El soldado Howard Virtue
«Yo haré lo mismo —me dije—. Mi vida es demasiado valiosa para derrocharla en un campo de batalla.» Me subí hasta el borde de la trinchera y me puse a recoger las hojas muertas, sin dejar de hablar conmigo mismo rápidamente. El sargento Donohoe salió detrás de mí y me convenció con paciencia de que regresara a nuestra línea.
Una vez ingresado en el hospital, temí que esos médicos tan listos se dieran cuenta de la artimaña, pero a ellos también los engañé. Me llevaron de vuelta a los Estados Unidos y luego me encerraron en este manicomio. La ironía de la situación es la siguiente: no puedo conseguir mi libertad aunque esté más cuerdo que cualquier hombre en la Tierra.
Tú eres un hombre razonable; permíteme que te haga una pregunta: ¿cómo puedo difundir la gloria de mi primo, Jesús, y cómo se supone que tengo que bautizarlo en el río Jordán si estoy en este sitio con grilletes en los brazos y las piernas? ¿Cómo se supone que tengo que aniquilar las relaciones incestuosas de Herodías, o rendirme, finalmente, cuando esa libertina, Salomé, complete mi destino, poniendo calcetas a sus lomos a cambio del regalo de mi cabeza? ¿Cómo puedo conseguir todo esto si mis palabras mueren de forma terminante contra las paredes acolchadas de mi celda?

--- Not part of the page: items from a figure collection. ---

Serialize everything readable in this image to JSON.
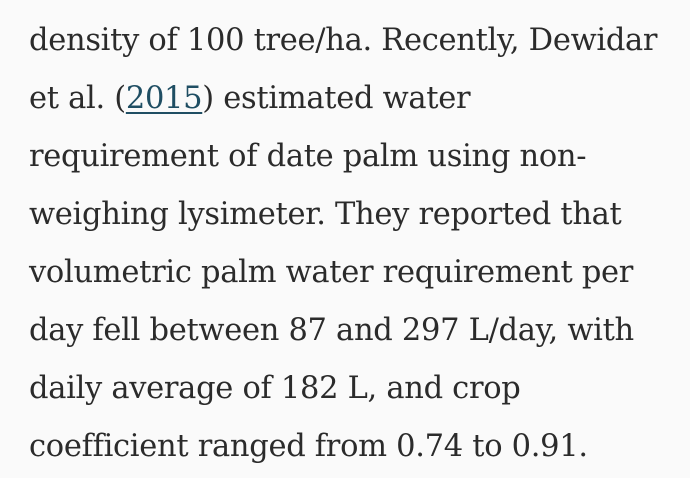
{
  "paragraph": {
    "lines": [
      {
        "text": "density of 100 tree/ha. Recently, Dewidar"
      },
      {
        "before": "et al. (",
        "link": "2015",
        "after": ") estimated water"
      },
      {
        "text": "requirement of date palm using non-"
      },
      {
        "text": "weighing lysimeter. They reported that"
      },
      {
        "text": "volumetric palm water requirement per"
      },
      {
        "text": "day fell between 87 and 297 L/day, with"
      },
      {
        "text": "daily average of 182 L, and crop"
      },
      {
        "text": "coefficient ranged from 0.74 to 0.91."
      }
    ]
  },
  "colors": {
    "text": "#2b2b2b",
    "link": "#1f4e63",
    "background": "#fafafa"
  }
}
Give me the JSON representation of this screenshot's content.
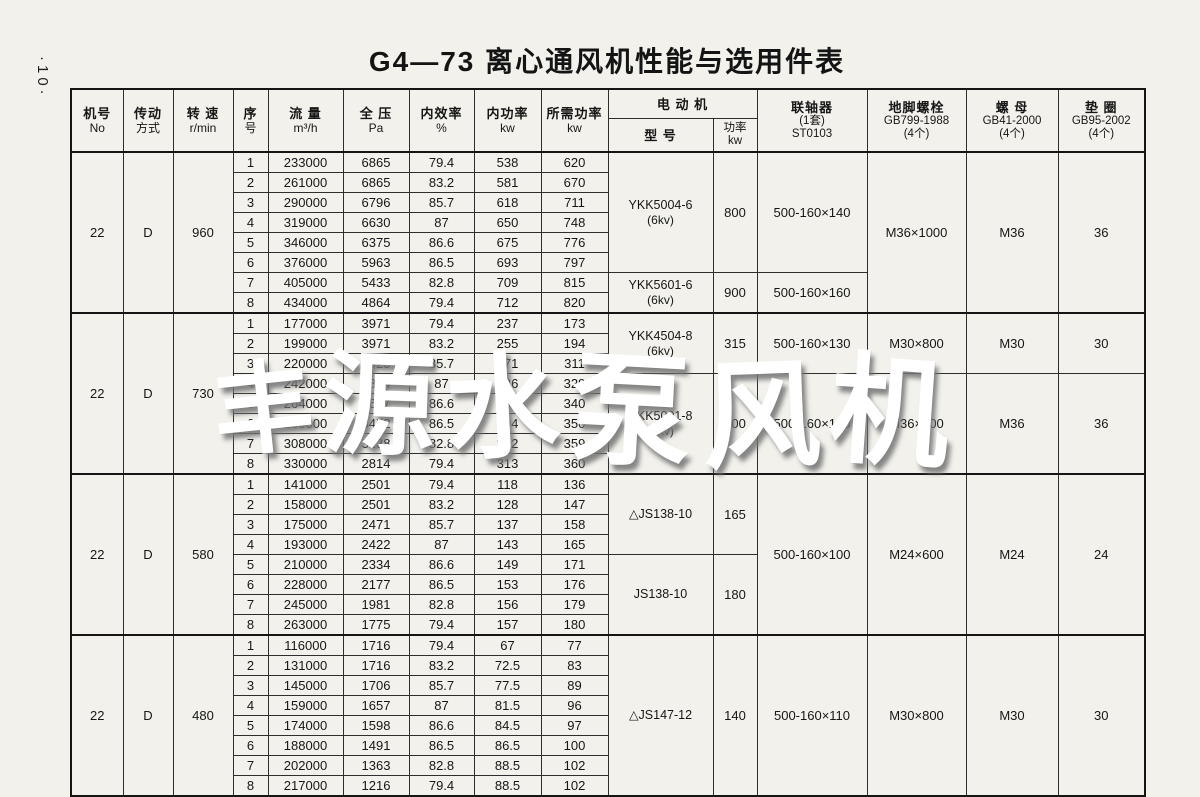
{
  "page": {
    "title": "G4—73 离心通风机性能与选用件表",
    "side_note": "·10·",
    "watermark_chars": [
      "丰",
      "源",
      "水",
      "泵",
      "风",
      "机"
    ]
  },
  "table": {
    "headers": {
      "left": [
        {
          "name": "fan-no",
          "lines": [
            "机号",
            "No"
          ]
        },
        {
          "name": "drive",
          "lines": [
            "传动",
            "方式"
          ]
        },
        {
          "name": "speed",
          "lines": [
            "转 速",
            "r/min"
          ]
        },
        {
          "name": "seq",
          "lines": [
            "序",
            "号"
          ]
        },
        {
          "name": "flow",
          "lines": [
            "流 量",
            "m³/h"
          ]
        },
        {
          "name": "pressure",
          "lines": [
            "全 压",
            "Pa"
          ]
        },
        {
          "name": "efficiency",
          "lines": [
            "内效率",
            "%"
          ]
        },
        {
          "name": "power",
          "lines": [
            "内功率",
            "kw"
          ]
        },
        {
          "name": "required-power",
          "lines": [
            "所需功率",
            "kw"
          ]
        }
      ],
      "motor_group": "电 动 机",
      "motor_model": "型 号",
      "motor_power": [
        "功率",
        "kw"
      ],
      "right": [
        {
          "name": "coupling",
          "lines": [
            "联轴器",
            "(1套)",
            "ST0103"
          ]
        },
        {
          "name": "anchor-bolt",
          "lines": [
            "地脚螺栓",
            "GB799-1988",
            "(4个)"
          ]
        },
        {
          "name": "nut",
          "lines": [
            "螺 母",
            "GB41-2000",
            "(4个)"
          ]
        },
        {
          "name": "washer",
          "lines": [
            "垫 圈",
            "GB95-2002",
            "(4个)"
          ]
        }
      ]
    },
    "groups": [
      {
        "fan_no": "22",
        "drive": "D",
        "speed": "960",
        "rows": [
          [
            "1",
            "233000",
            "6865",
            "79.4",
            "538",
            "620"
          ],
          [
            "2",
            "261000",
            "6865",
            "83.2",
            "581",
            "670"
          ],
          [
            "3",
            "290000",
            "6796",
            "85.7",
            "618",
            "711"
          ],
          [
            "4",
            "319000",
            "6630",
            "87",
            "650",
            "748"
          ],
          [
            "5",
            "346000",
            "6375",
            "86.6",
            "675",
            "776"
          ],
          [
            "6",
            "376000",
            "5963",
            "86.5",
            "693",
            "797"
          ],
          [
            "7",
            "405000",
            "5433",
            "82.8",
            "709",
            "815"
          ],
          [
            "8",
            "434000",
            "4864",
            "79.4",
            "712",
            "820"
          ]
        ],
        "motor_bands": [
          {
            "rows": 6,
            "model": "YKK5004-6",
            "kv": "(6kv)",
            "power": "800"
          },
          {
            "rows": 2,
            "model": "YKK5601-6",
            "kv": "(6kv)",
            "power": "900"
          }
        ],
        "coupling_bands": [
          {
            "rows": 6,
            "value": "500-160×140"
          },
          {
            "rows": 2,
            "value": "500-160×160"
          }
        ],
        "bolt_bands": [
          {
            "rows": 8,
            "value": "M36×1000"
          }
        ],
        "nut_bands": [
          {
            "rows": 8,
            "value": "M36"
          }
        ],
        "washer_bands": [
          {
            "rows": 8,
            "value": "36"
          }
        ]
      },
      {
        "fan_no": "22",
        "drive": "D",
        "speed": "730",
        "rows": [
          [
            "1",
            "177000",
            "3971",
            "79.4",
            "237",
            "173"
          ],
          [
            "2",
            "199000",
            "3971",
            "83.2",
            "255",
            "194"
          ],
          [
            "3",
            "220000",
            "3923",
            "85.7",
            "271",
            "311"
          ],
          [
            "4",
            "242000",
            "3844",
            "87",
            "286",
            "329"
          ],
          [
            "5",
            "264000",
            "3697",
            "86.6",
            "296",
            "340"
          ],
          [
            "6",
            "286000",
            "3452",
            "86.5",
            "304",
            "350"
          ],
          [
            "7",
            "308000",
            "3138",
            "82.8",
            "312",
            "359"
          ],
          [
            "8",
            "330000",
            "2814",
            "79.4",
            "313",
            "360"
          ]
        ],
        "motor_bands": [
          {
            "rows": 3,
            "model": "YKK4504-8",
            "kv": "(6kv)",
            "power": "315"
          },
          {
            "rows": 5,
            "model": "YKK5001-8",
            "kv": "(6kv)",
            "power": "400"
          }
        ],
        "coupling_bands": [
          {
            "rows": 3,
            "value": "500-160×130"
          },
          {
            "rows": 5,
            "value": "500-160×140"
          }
        ],
        "bolt_bands": [
          {
            "rows": 3,
            "value": "M30×800"
          },
          {
            "rows": 5,
            "value": "M36×800"
          }
        ],
        "nut_bands": [
          {
            "rows": 3,
            "value": "M30"
          },
          {
            "rows": 5,
            "value": "M36"
          }
        ],
        "washer_bands": [
          {
            "rows": 3,
            "value": "30"
          },
          {
            "rows": 5,
            "value": "36"
          }
        ]
      },
      {
        "fan_no": "22",
        "drive": "D",
        "speed": "580",
        "rows": [
          [
            "1",
            "141000",
            "2501",
            "79.4",
            "118",
            "136"
          ],
          [
            "2",
            "158000",
            "2501",
            "83.2",
            "128",
            "147"
          ],
          [
            "3",
            "175000",
            "2471",
            "85.7",
            "137",
            "158"
          ],
          [
            "4",
            "193000",
            "2422",
            "87",
            "143",
            "165"
          ],
          [
            "5",
            "210000",
            "2334",
            "86.6",
            "149",
            "171"
          ],
          [
            "6",
            "228000",
            "2177",
            "86.5",
            "153",
            "176"
          ],
          [
            "7",
            "245000",
            "1981",
            "82.8",
            "156",
            "179"
          ],
          [
            "8",
            "263000",
            "1775",
            "79.4",
            "157",
            "180"
          ]
        ],
        "motor_bands": [
          {
            "rows": 4,
            "model": "△JS138-10",
            "kv": "",
            "power": "165"
          },
          {
            "rows": 4,
            "model": "JS138-10",
            "kv": "",
            "power": "180"
          }
        ],
        "coupling_bands": [
          {
            "rows": 8,
            "value": "500-160×100"
          }
        ],
        "bolt_bands": [
          {
            "rows": 8,
            "value": "M24×600"
          }
        ],
        "nut_bands": [
          {
            "rows": 8,
            "value": "M24"
          }
        ],
        "washer_bands": [
          {
            "rows": 8,
            "value": "24"
          }
        ]
      },
      {
        "fan_no": "22",
        "drive": "D",
        "speed": "480",
        "rows": [
          [
            "1",
            "116000",
            "1716",
            "79.4",
            "67",
            "77"
          ],
          [
            "2",
            "131000",
            "1716",
            "83.2",
            "72.5",
            "83"
          ],
          [
            "3",
            "145000",
            "1706",
            "85.7",
            "77.5",
            "89"
          ],
          [
            "4",
            "159000",
            "1657",
            "87",
            "81.5",
            "96"
          ],
          [
            "5",
            "174000",
            "1598",
            "86.6",
            "84.5",
            "97"
          ],
          [
            "6",
            "188000",
            "1491",
            "86.5",
            "86.5",
            "100"
          ],
          [
            "7",
            "202000",
            "1363",
            "82.8",
            "88.5",
            "102"
          ],
          [
            "8",
            "217000",
            "1216",
            "79.4",
            "88.5",
            "102"
          ]
        ],
        "motor_bands": [
          {
            "rows": 8,
            "model": "△JS147-12",
            "kv": "",
            "power": "140"
          }
        ],
        "coupling_bands": [
          {
            "rows": 8,
            "value": "500-160×110"
          }
        ],
        "bolt_bands": [
          {
            "rows": 8,
            "value": "M30×800"
          }
        ],
        "nut_bands": [
          {
            "rows": 8,
            "value": "M30"
          }
        ],
        "washer_bands": [
          {
            "rows": 8,
            "value": "30"
          }
        ]
      }
    ]
  }
}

Se golpean los platillos y las lanzas y los soldados blasfeman y lo echan a suertes y la sangre fluye formando ríos desde los polos que destruyen la vida y crean la vida... ¡Meciéndose! ¡Meciéndose!... Y los pechos blancos de puntas rosadas caminan delicadamente entre las ruinas y los obuses caen... y estallan con explosiones que hacen temblar las paredes del refugio... y lloro en medio de tierras salvajes... Lloro sin que nadie me haga caso.
Les he explicado por activa y por pasiva por qué es necesario que me dejen salir de este lugar, pero los guardias se limitan a mirarme, masticando rítmicamente sus chicles con sus mandíbulas lentas y exasperantes.